Les phénomènes naturels, notamment les inondations, n’ont jamais cessé d’exister.

L’actualité en est encore un reflet aujourd’hui. Les crues constituent, au même titre que les étiages un élément normal du régime d’un cours d’eau. Les ouvrages hydrauliques ont certes été conçus pour écrêter les crues les plus fréquentes mais au-delà, la régulation devient inefficace et l’Yerres déborde naturellement dans son lit majeur.

Oui, le risque inondation existe bel et bien dans la vallée et continuera d’exister. Une crue comme celle de l’Yerres de 1978 ou celle de la Seine de 1910, peut se reproduire demain, dans 10 ou 100 ans. Nul n’est capable de le prédire. Connaître le risque, en avoir conscience, le prévenir en s’adaptant en conséquence, et entretenir la mémoire des catastrophes passées, restent les moyens les plus sûrs d’y faire face.


Le syndicat dispose de 8 barrages télégérés qui lui permettent de réguler le niveau de l’Yerres pour des événements de crues qui ne dépassent pas une période de retour de 10 ans. En parallèle, d’autres outils complètent ce dispositif de gestion : des pluviomètres, des stations débitmétriques et une station d’alerte crue, située à Courtomer, en Seine et Marne.

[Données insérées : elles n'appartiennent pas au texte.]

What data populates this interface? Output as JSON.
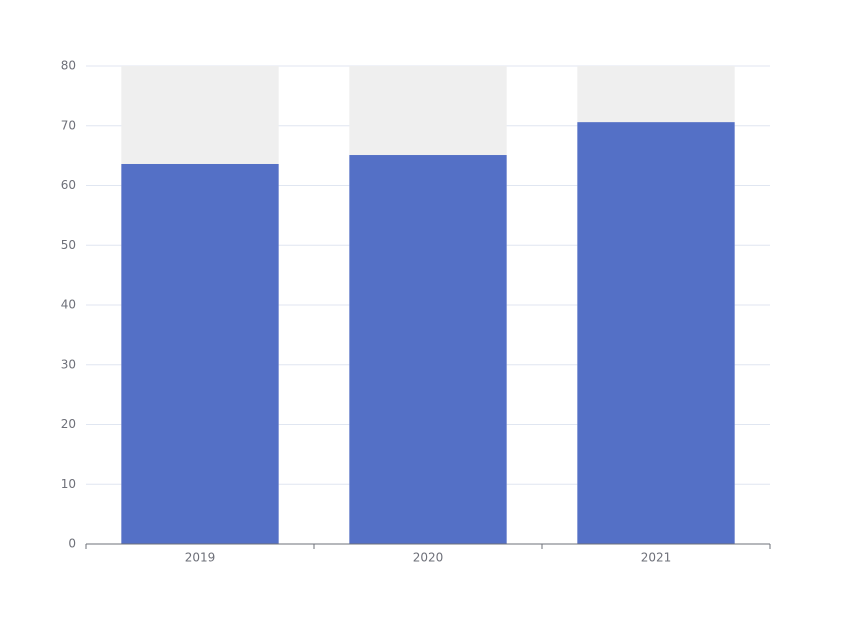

À l’instar des barrages, ces stations sont reliées au dispositif de supervision centralisé au siège du Syndicat. Tous ces moyens permettent au SyAGE de connaître et d’anticiper sous 24 heures une situation hydraulique à risque pour la basse vallée de l’Yerres.

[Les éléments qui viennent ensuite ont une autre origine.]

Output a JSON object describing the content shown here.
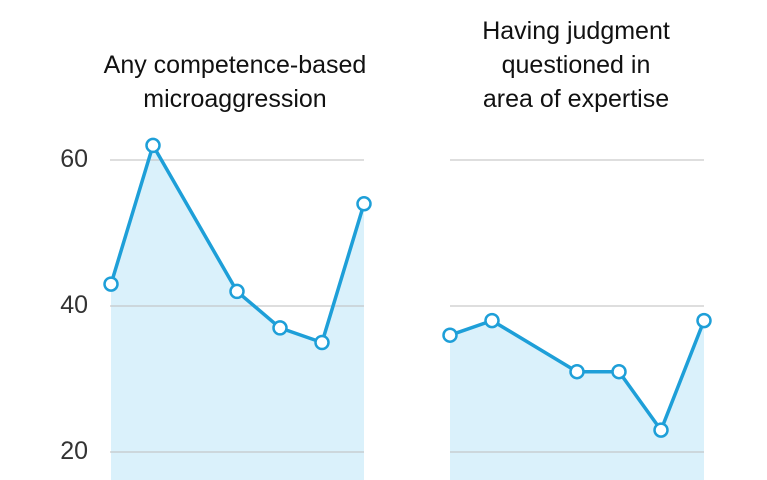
{
  "chart_data": [
    {
      "type": "area",
      "title": "Any competence-based\nmicroaggression",
      "points": [
        43,
        62,
        42,
        37,
        35,
        54
      ],
      "ylim": [
        20,
        62
      ],
      "yticks": [
        "60",
        "40",
        "20"
      ],
      "grid": true,
      "colors": {
        "line": "#1e9fd8",
        "fill": "#daf1fb",
        "grid": "#bdbdbd"
      }
    },
    {
      "type": "area",
      "title": "Having judgment\nquestioned in\narea of expertise",
      "points": [
        36,
        38,
        31,
        31,
        23,
        38
      ],
      "ylim": [
        20,
        62
      ],
      "yticks": [
        "60",
        "40",
        "20"
      ],
      "grid": true,
      "colors": {
        "line": "#1e9fd8",
        "fill": "#daf1fb",
        "grid": "#bdbdbd"
      }
    }
  ]
}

Après la crue majeure de l’Yerres de 1978, les barrages ont progressivement remplacé (entre 1982 et 1995) les seuils fixes et les vannages des moulins de l’Yerres. Pourtant, certains de ces seuils privés existent encore et c’est en étroite collaboration avec leur propriétaire que le SyAGE affine au mieux la régulation de l’Yerres à l’aide des vannages des moulins. Les dispositifs de régulation contribuent directement à la réduction du risque, mais pour accroître leur efficacité, ils doivent être associés à des outils d’information du public (le SIRYAC).